Voces airadas y rabiosas claman porque la nueva ley orgánica de la educación (y ya van 7 distintas desde la Transición Democrática), no incluya en el texto legislativo que la lengua castellana sea la vehicular educativa en toda España. Para las posiciones más alarmistas ello supondría la muerte anunciada de la lengua de Cervantes en la propia piel de toro. Es decir, el inicio de un proceso irreversible hacia la desaparición del español y hasta del mismo concepto de hispanidad.

El sofisma de la argumentación es que el catalán, el vasco o el gallego también son lenguas españolas. No se trataría pues de un escenario de suma cero, en el que la pérdida de unos equivale a la ganancia de los otros. Bien cierto es que la Constitución de 1978 establece al castellano como lengua española oficial del Estado (art. 3.1). No lo es menos que en seis de las Comunidades Autónomas otras lenguas son reconocidas como cooficiales. Así lo consensuamos como pilar constitucional de nuestra convivencia democrática de hoy.

Conviene recordar que, como bien exponía recientemente Francisco Imbernón con relación al caso de Cataluña, tras 37 años de inmersión lingüística, no hay nadie en el Principado Cataluña que no sepa y domine el castellano. Recuérdese que según dice la propia ley (LEC) catalana de 2009: "todos los niños de Catalunya, cualquiera que sea su lengua habitual al iniciar la enseñanza, deben poder utilizar normal y correctamente el catalán y el castellano al final de sus estudios básicos".

No cabe la menor duda de la importancia que el castellano juega en la identidad nacional de la inmensa mayoría de los ciudadanos. Los 47 millones de españoles lo tenemos como lengua oficial. Pero en la cuarta parte de los territorios que conforman el país se encuentran también las lenguas españolas vernáculas locales: Catalá (Catalunya-Cataluña, València-Valencia, Illes Balears-Islas Baleares, Franja de Aragón – Franja de Ponent); Galego (Galiza-Galicia); y Euskera (Euskadi-País Vasco, Nafarroa-Navarra).

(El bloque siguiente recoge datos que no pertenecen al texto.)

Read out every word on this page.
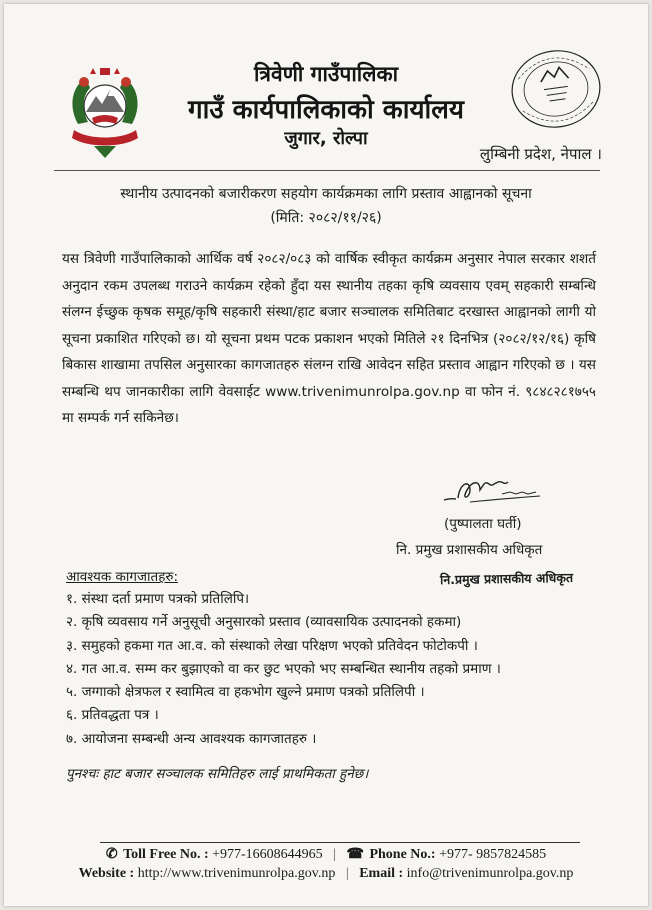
त्रिवेणी गाउँपालिका
गाउँ कार्यपालिकाको कार्यालय
जुगार, रोल्पा
लुम्बिनी प्रदेश, नेपाल ।
स्थानीय उत्पादनको बजारीकरण सहयोग कार्यक्रमका लागि प्रस्ताव आह्वानको सूचना
(मिति: २०८२/११/२६)
यस त्रिवेणी गाउँपालिकाको आर्थिक वर्ष २०८२/०८३ को वार्षिक स्वीकृत कार्यक्रम अनुसार नेपाल सरकार शशर्त अनुदान रकम उपलब्ध गराउने कार्यक्रम रहेको हुँदा यस स्थानीय तहका कृषि व्यवसाय एवम् सहकारी सम्बन्धि संलग्न ईच्छुक कृषक समूह/कृषि सहकारी संस्था/हाट बजार सञ्चालक समितिबाट दरखास्त आह्वानको लागी यो सूचना प्रकाशित गरिएको छ। यो सूचना प्रथम पटक प्रकाशन भएको मितिले २१ दिनभित्र (२०८२/१२/१६) कृषि बिकास शाखामा तपसिल अनुसारका कागजातहरु संलग्न राखि आवेदन सहित प्रस्ताव आह्वान गरिएको छ । यस सम्बन्धि थप जानकारीका लागि वेवसाईट www.trivenimunrolpa.gov.np वा फोन नं. ९८४८२८१७५५ मा सम्पर्क गर्न सकिनेछ।
(पुष्पालता घर्ती)
नि. प्रमुख प्रशासकीय अधिकृत
नि.प्रमुख प्रशासकीय अधिकृत
आवश्यक कागजातहरु:
१. संस्था दर्ता प्रमाण पत्रको प्रतिलिपि।
२. कृषि व्यवसाय गर्ने अनुसूची अनुसारको प्रस्ताव (व्यावसायिक उत्पादनको हकमा)
३. समुहको हकमा गत आ.व. को संस्थाको लेखा परिक्षण भएको प्रतिवेदन फोटोकपी ।
४. गत आ.व. सम्म कर बुझाएको वा कर छुट भएको भए सम्बन्धित स्थानीय तहको प्रमाण ।
५. जग्गाको क्षेत्रफल र स्वामित्व वा हकभोग खुल्ने प्रमाण पत्रको प्रतिलिपी ।
६. प्रतिवद्धता पत्र ।
७. आयोजना सम्बन्धी अन्य आवश्यक कागजातहरु ।
पुनश्चः हाट बजार सञ्चालक समितिहरु लाई प्राथमिकता हुनेछ।
✆ Toll Free No. : +977-16608644965 | ☎ Phone No.: +977- 9857824585
Website : http://www.trivenimunrolpa.gov.np | Email : info@trivenimunrolpa.gov.np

Más allá de su consideración como lenguas vernáculas cooficiales existen otros dialectos que muestran la gran diversidad interna en España. Además de la variedad lingüística del romaní hablado por el pueblo gitano, pueden mencionarse los siguientes. aragonés, leonés, bable, andaluz, canario, extremeño, murciano y aquellos que provienen del árabe.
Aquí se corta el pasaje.